HAMES Project
Carolyn Boettcher of Raytheon gave a brief overview of the HAMES program and turned the spotlight over to John Rushby and Rance DeLong, both of whom are working with Raytheon on various elements of that program.
John Rushby, SRI, provided an overview of the work that is being done on the MILS Integration Protection Profiles (MIPP). His talk offered a good perspective on the complexity and the challenges entailed in creating the integration profile.
Rance DeLong followed with a presentation on MILS Networking Protection System Profile (MNSPP). In the presentation, Rance gave a detailed look at the MILS Network System (MNS), the MNS Protection Profile, the 2009 MNS Use-Case and Architecture Study, Reflections on Applying the 2009 MNS Study Models, Analysis of the 2009 Study Models and Use-Cases, and the 2010 MNSPP Plan.
High Assurance Security Requirements
Dr. Ron Ross, NIST, gave a great presentation on High Assurance Requirements for Federal Information Systems (US Government and Critical Infrastructure), covering the demands and the ramifications for high assurance and trustworthiness from Legislation to Policy to Implementation. He discussed the importance of trustworthiness and what those levels of trust were – from systems to providers.
Ron highlighted many of the relevant NIST documents currently released or soon to be released and provided excellent charts and explanations on how and where the requirements specified in those documents effect high-assurance implementations and providers.
High Assurance Challenges in the Medical Field
Neil Buckley and Rick Hampton from Partners HealthCare System provided a brief overview of some of the operational challenges that hospitals and the medical field face in terms of security, availability, interoperability, and data sharing.

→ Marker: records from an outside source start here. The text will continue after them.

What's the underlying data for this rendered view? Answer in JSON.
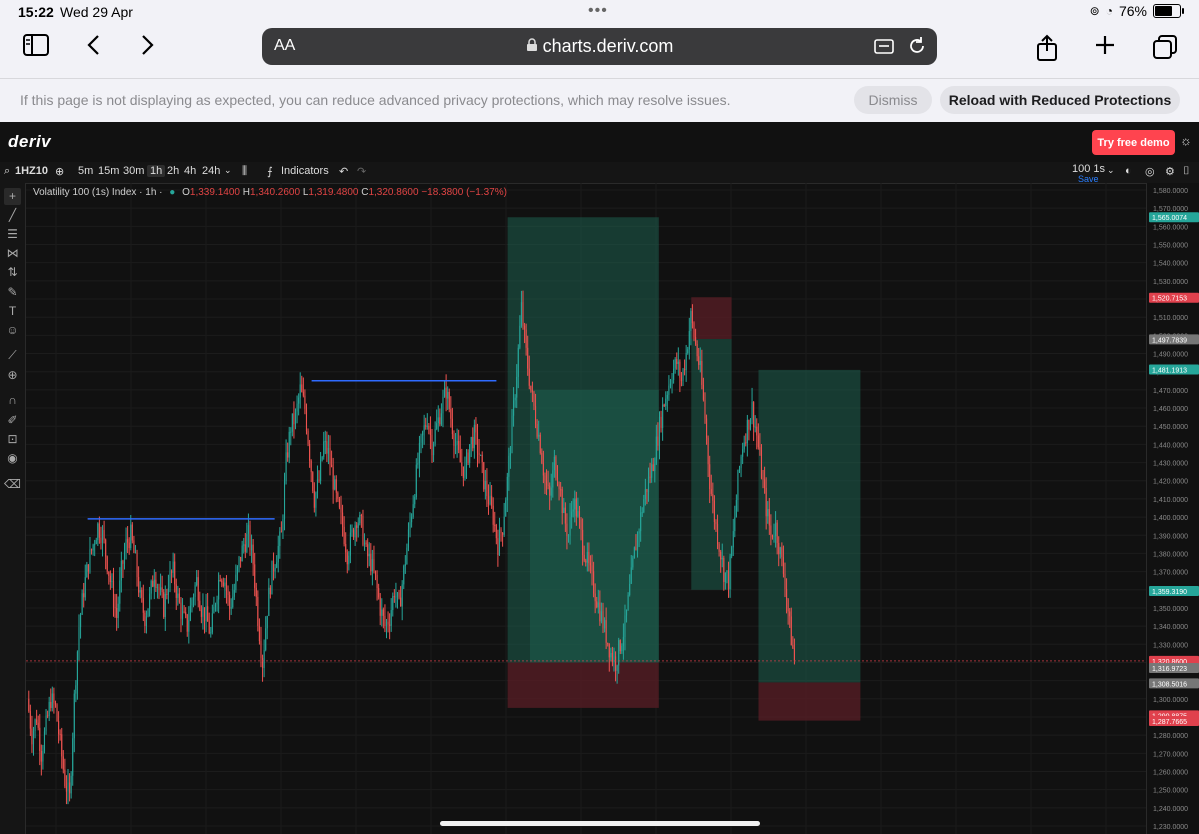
{
  "status_bar": {
    "time": "15:22",
    "date": "Wed 29 Apr",
    "battery": "76%",
    "battery_level": 0.76
  },
  "browser": {
    "text_size_label": "AA",
    "url": "charts.deriv.com",
    "icons": [
      "sidebar-icon",
      "back-icon",
      "forward-icon",
      "lock-icon",
      "extension-icon",
      "reload-icon",
      "share-icon",
      "new-tab-icon",
      "tabs-icon"
    ]
  },
  "privacy_banner": {
    "message": "If this page is not displaying as expected, you can reduce advanced privacy protections, which may resolve issues.",
    "dismiss_label": "Dismiss",
    "reload_label": "Reload with Reduced Protections"
  },
  "deriv": {
    "logo": "deriv",
    "try_demo_label": "Try free demo"
  },
  "chart_toolbar": {
    "symbol": "1HZ10",
    "timeframes": [
      "5m",
      "15m",
      "30m",
      "1h",
      "2h",
      "4h",
      "24h"
    ],
    "active_timeframe": "1h",
    "indicators_label": "Indicators",
    "tick_label": "100 1s",
    "save_label": "Save"
  },
  "legend": {
    "name": "Volatility 100 (1s) Index · 1h ·",
    "o_label": "O",
    "o": "1,339.1400",
    "h_label": "H",
    "h": "1,340.2600",
    "l_label": "L",
    "l": "1,319.4800",
    "c_label": "C",
    "c": "1,320.8600",
    "change": "−18.3800 (−1.37%)"
  },
  "colors": {
    "up": "#26a69a",
    "down": "#ef5350",
    "profit_zone": "#1d5e4e",
    "loss_zone": "#5a1e25",
    "trendline": "#2f6bff",
    "last_price": "#e0414d"
  },
  "chart_data": {
    "type": "candlestick",
    "series": [
      {
        "name": "Volatility 100 (1s) Index"
      }
    ],
    "ylim": [
      1230,
      1580
    ],
    "y_ticks": [
      "1,580.0000",
      "1,570.0000",
      "1,560.0000",
      "1,550.0000",
      "1,540.0000",
      "1,530.0000",
      "1,520.0000",
      "1,510.0000",
      "1,500.0000",
      "1,490.0000",
      "1,480.0000",
      "1,470.0000",
      "1,460.0000",
      "1,450.0000",
      "1,440.0000",
      "1,430.0000",
      "1,420.0000",
      "1,410.0000",
      "1,400.0000",
      "1,390.0000",
      "1,380.0000",
      "1,370.0000",
      "1,360.0000",
      "1,350.0000",
      "1,340.0000",
      "1,330.0000",
      "1,320.0000",
      "1,310.0000",
      "1,300.0000",
      "1,290.0000",
      "1,280.0000",
      "1,270.0000",
      "1,260.0000",
      "1,250.0000",
      "1,240.0000",
      "1,230.0000"
    ],
    "price_labels": [
      {
        "text": "1,565.0074",
        "value": 1565.0074,
        "color": "#26a69a"
      },
      {
        "text": "1,520.7153",
        "value": 1520.7153,
        "color": "#e0414d"
      },
      {
        "text": "1,497.7839",
        "value": 1497.7839,
        "color": "#777777"
      },
      {
        "text": "1,481.1913",
        "value": 1481.1913,
        "color": "#26a69a"
      },
      {
        "text": "1,359.3190",
        "value": 1359.319,
        "color": "#26a69a"
      },
      {
        "text": "1,320.8600",
        "value": 1320.86,
        "color": "#e0414d"
      },
      {
        "text": "1,316.9723",
        "value": 1316.9723,
        "color": "#777777"
      },
      {
        "text": "1,308.5016",
        "value": 1308.5016,
        "color": "#777777"
      },
      {
        "text": "1,290.8875",
        "value": 1290.8875,
        "color": "#e0414d"
      },
      {
        "text": "1,287.7665",
        "value": 1287.7665,
        "color": "#e0414d"
      }
    ],
    "last_price": 1320.86,
    "path": [
      1300,
      1280,
      1290,
      1270,
      1285,
      1300,
      1295,
      1275,
      1255,
      1245,
      1300,
      1340,
      1360,
      1375,
      1385,
      1395,
      1390,
      1375,
      1360,
      1345,
      1370,
      1385,
      1390,
      1375,
      1355,
      1345,
      1355,
      1370,
      1360,
      1350,
      1365,
      1370,
      1355,
      1345,
      1340,
      1355,
      1365,
      1350,
      1345,
      1335,
      1355,
      1370,
      1365,
      1350,
      1360,
      1375,
      1385,
      1390,
      1375,
      1345,
      1320,
      1350,
      1370,
      1380,
      1390,
      1430,
      1450,
      1455,
      1470,
      1460,
      1435,
      1410,
      1420,
      1440,
      1435,
      1420,
      1405,
      1395,
      1380,
      1390,
      1400,
      1395,
      1380,
      1375,
      1365,
      1350,
      1340,
      1345,
      1360,
      1350,
      1370,
      1390,
      1410,
      1430,
      1445,
      1455,
      1440,
      1450,
      1460,
      1470,
      1455,
      1440,
      1430,
      1425,
      1440,
      1445,
      1435,
      1420,
      1410,
      1400,
      1385,
      1395,
      1420,
      1450,
      1480,
      1515,
      1490,
      1470,
      1455,
      1440,
      1420,
      1410,
      1430,
      1420,
      1400,
      1390,
      1410,
      1400,
      1385,
      1375,
      1365,
      1355,
      1345,
      1335,
      1325,
      1320,
      1330,
      1340,
      1360,
      1380,
      1395,
      1410,
      1420,
      1430,
      1445,
      1460,
      1470,
      1480,
      1485,
      1475,
      1490,
      1510,
      1495,
      1480,
      1455,
      1420,
      1400,
      1385,
      1370,
      1365,
      1390,
      1420,
      1440,
      1450,
      1460,
      1445,
      1425,
      1405,
      1390,
      1395,
      1380,
      1365,
      1340,
      1321
    ],
    "boxes": [
      {
        "kind": "profit",
        "x0": 0.43,
        "x1": 0.565,
        "y0": 1320,
        "y1": 1565
      },
      {
        "kind": "loss",
        "x0": 0.43,
        "x1": 0.565,
        "y0": 1295,
        "y1": 1320
      },
      {
        "kind": "profit",
        "x0": 0.45,
        "x1": 0.565,
        "y0": 1320,
        "y1": 1470
      },
      {
        "kind": "profit",
        "x0": 0.594,
        "x1": 0.63,
        "y0": 1360,
        "y1": 1498
      },
      {
        "kind": "loss",
        "x0": 0.594,
        "x1": 0.63,
        "y0": 1498,
        "y1": 1521
      },
      {
        "kind": "profit",
        "x0": 0.654,
        "x1": 0.745,
        "y0": 1309,
        "y1": 1481
      },
      {
        "kind": "loss",
        "x0": 0.654,
        "x1": 0.745,
        "y0": 1288,
        "y1": 1309
      }
    ],
    "trendlines": [
      {
        "x0": 0.055,
        "x1": 0.222,
        "y": 1399
      },
      {
        "x0": 0.255,
        "x1": 0.42,
        "y": 1475
      }
    ]
  }
}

The group was very much engaged and there were very interesting and provocative insights and vertical market-specific requirements that came out of this session.
High Assurance Requirements
Immediately following the presentations there was a Workshop/Discussion on High Assurance Requirements. Rance DeLong covered the work that is being done in the Common Criteria Authoring Environment and Layered Assurance Workshop (LAW).
Evaluation and Certification for High Assurance Security Commercial Products
During this session Joe Bergman talked about the need for a new commercial approach to evaluation/certification, which he has been vetting to government and industry decision-makers, both in the US and in Europe and which has consistently been met with favorable responses.
Rance DeLong presented some of the reasons why the current system isn’t working, drivers behind moving in a new direction, some issues to address, and a path for continuing to explore these issues.
AADL
This was an Open Working Lunch session, which was open to several forums and was very well attended. Ed Roberts presented the details of AADL, which is a very highly accepted language utilized primarily in Europe and one that has significant applicability for modeling high assurance and possibly usable for modeling formal methods-based solutions.
Secure Mobile Architecture
This was a joint session with the Security Forum to progress Secure Mobile Architecture (SMA) including a presentation by Steve Venema on a series of use-cases. Refer to the Security Forum Report.
Wrap-Up
This was a wrap-up on the activities of the RT&ES Forum going forward, led by Sally Long, Joe Bergmann, Glen Logan et al.
This was a valuable and candid discussion with the members on improving the RT&ES Forum, and outlining steps we can take to focus the deliverables, deepen active participation on deliverables, grow the current membership, and increase market awareness and uptake of our deliverables.